First I needed to envision where our coats and shoes would be stored when they were no longer in the closet.  We found a nice home for them in the garage which was a natural fit as we had recently turned one quarter of the garage into a large mud room (watch for a future post on creating a mudroom from a garage).  We used some of our large, plastic shelves from Costco to make large-family shoe racks for ours and the children’s shoes.  Bob and I keep our church shoes in our bedroom closet, and we put away seasonal shoes which are not being used (i.e. summer sandals and winter boots) into a box underneath our bed; so our shoe rack only needs to hold our current, casual, worn-often shoes.

The vision I had for our pantry’s organization came from my dear friend, Tena, so the next time we were at their house I picked her brain about how and why she organized things as she did.  What foods did she find most cost-effective to buy in bulk at Costco or Winco (we hadn’t bought very much bulk because we did not have a place to store it before), where did she purchase her Rubbermaid containers for the best price, and what labels did she create for them?  Tena graciously offered to make labels for our tubs with their label maker for these sizes of containers:

Tub size 40 c./9.4L

– flour

– sugar

– rolled oats

– steel-cut oats

– Bisquick mix

– pasta

Tub size 14 c./3.3L

– brown sugar

– powdered sugar

– rice & lentils (left over packages)

– cheese mix (we make our own macaroni and cheese)

– tea (I keep a container on the kitchen counter for a variety of tea packets, but the rest of the tea bags are stored here)

Container size 1.5 gallon

– cold cereal (3 containers, we don’t need more cereal choices than this at once; we rotate types of cereal in them).  These are on the bottom shelf in the pantry (not seen in the photo).

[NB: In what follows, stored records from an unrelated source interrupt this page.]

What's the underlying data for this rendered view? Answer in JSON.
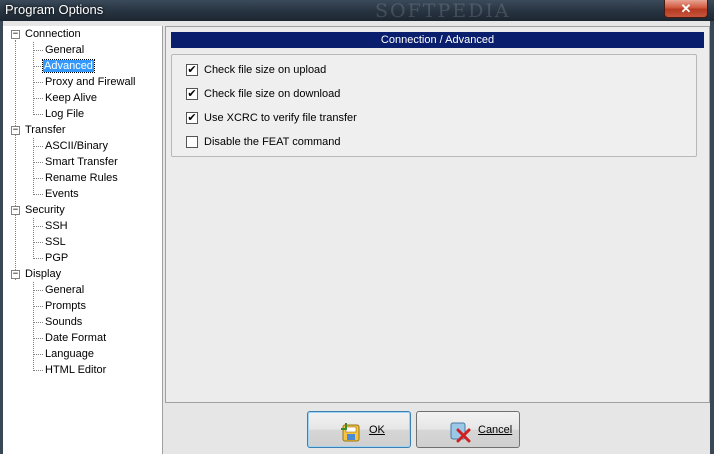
{
  "window": {
    "title": "Program Options",
    "close_label": "✕",
    "watermark": "SOFTPEDIA"
  },
  "tree": {
    "groups": [
      {
        "label": "Connection",
        "expander": "−",
        "children": [
          "General",
          "Advanced",
          "Proxy and Firewall",
          "Keep Alive",
          "Log File"
        ]
      },
      {
        "label": "Transfer",
        "expander": "−",
        "children": [
          "ASCII/Binary",
          "Smart Transfer",
          "Rename Rules",
          "Events"
        ]
      },
      {
        "label": "Security",
        "expander": "−",
        "children": [
          "SSH",
          "SSL",
          "PGP"
        ]
      },
      {
        "label": "Display",
        "expander": "−",
        "children": [
          "General",
          "Prompts",
          "Sounds",
          "Date Format",
          "Language",
          "HTML Editor"
        ]
      }
    ],
    "selected": "Connection / Advanced"
  },
  "panel": {
    "header": "Connection / Advanced",
    "options": [
      {
        "label": "Check file size on upload",
        "checked": true,
        "mark": "✔"
      },
      {
        "label": "Check file size on download",
        "checked": true,
        "mark": "✔"
      },
      {
        "label": "Use XCRC to verify file transfer",
        "checked": true,
        "mark": "✔"
      },
      {
        "label": "Disable the FEAT command",
        "checked": false,
        "mark": ""
      }
    ]
  },
  "buttons": {
    "ok_label": "OK",
    "cancel_label": "Cancel"
  }
}
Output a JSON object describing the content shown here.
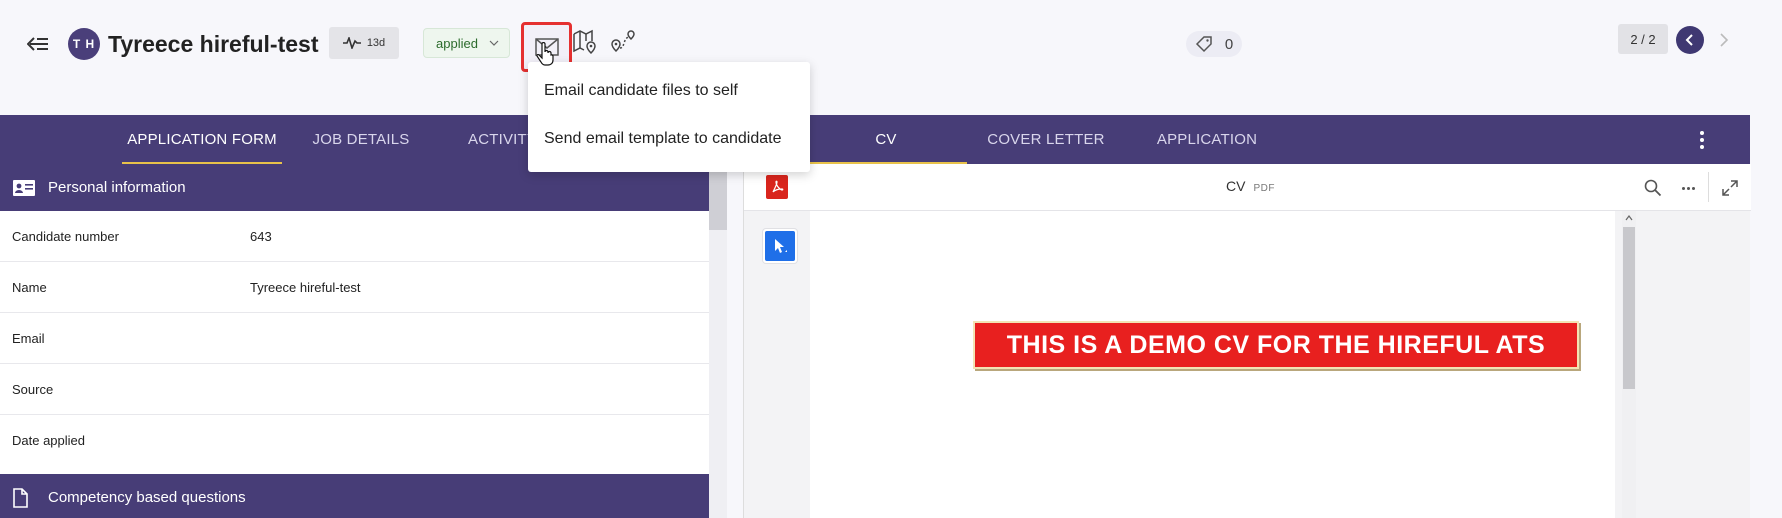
{
  "header": {
    "avatar_initials": "T H",
    "candidate_name": "Tyreece hireful-test",
    "activity_days": "13d",
    "status": "applied",
    "tag_count": "0",
    "pager": "2 / 2"
  },
  "email_menu": {
    "items": [
      {
        "label": "Email candidate files to self"
      },
      {
        "label": "Send email template to candidate"
      }
    ]
  },
  "tabs": [
    {
      "label": "APPLICATION FORM",
      "active": true
    },
    {
      "label": "JOB DETAILS"
    },
    {
      "label": "ACTIVITY"
    },
    {
      "label": "CV",
      "active": true
    },
    {
      "label": "COVER LETTER"
    },
    {
      "label": "APPLICATION"
    }
  ],
  "personal_info": {
    "title": "Personal information",
    "rows": [
      {
        "label": "Candidate number",
        "value": "643"
      },
      {
        "label": "Name",
        "value": "Tyreece hireful-test"
      },
      {
        "label": "Email",
        "value": ""
      },
      {
        "label": "Source",
        "value": ""
      },
      {
        "label": "Date applied",
        "value": ""
      }
    ]
  },
  "competency": {
    "title": "Competency based questions"
  },
  "viewer": {
    "doc_title": "CV",
    "doc_type": "PDF",
    "banner_text": "THIS IS A DEMO CV FOR THE HIREFUL ATS"
  },
  "colors": {
    "brand": "#473d77",
    "accent": "#e8c24a",
    "highlight": "#e53030"
  }
}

We began saving money for the project, which cost around $200 total.  This included,

Wire shelving for the pantry (we moved the coat closet hanging section to the garage)

Installation hardware

Rubbermaid containers to hold Costco quantities of bulk foods

– A small hook inside the door on the right where we hang our cooking aprons.

My husband used adjustable white wire shelving that hangs on metal frames which screw to the wall.  This way we could change the spacing between the shelves depending upon the heights of the Rubbermaid tubs we were stacking there, but it would not be permanent if we desired to change this spacing in the future.  The shelving is purchased in 8-foot-long pieces which my husband cut down to the sizes we needed; using bolt cutters is the easiest way to cut these, but a backsaw works also.  We then covered those sharp metal ends with white rubber end caps.

I already had four 14-inch size turn tables from the lower corner cupboards in the kitchen (which are 3-feet deep and unreachable without turn tables in them) so I used those in our new pantry for the corners.

On the floor of our pantry sit the two 25 lb. bags of extra flour and sugar, extra cereal bags not yet poured into the containers, our crock pot, griddle, and a couple of 2 liters of pop (we open up one per week on pizza night).

We brought all of the food up from the garage and found homes for it in our new pantry, plus about 50% more!  *cheer!*  And after clearing out what little quantities of food did fit into the kitchen and putting them in the pantry, we then had room for all of the dishes and cooking pots and pans in the cupboards.  Linen now lives in the linen closet.  And everything we need for cooking is kept in the kitchen and in the pantry.  Praise the Lord.  *smile*  Aaaah.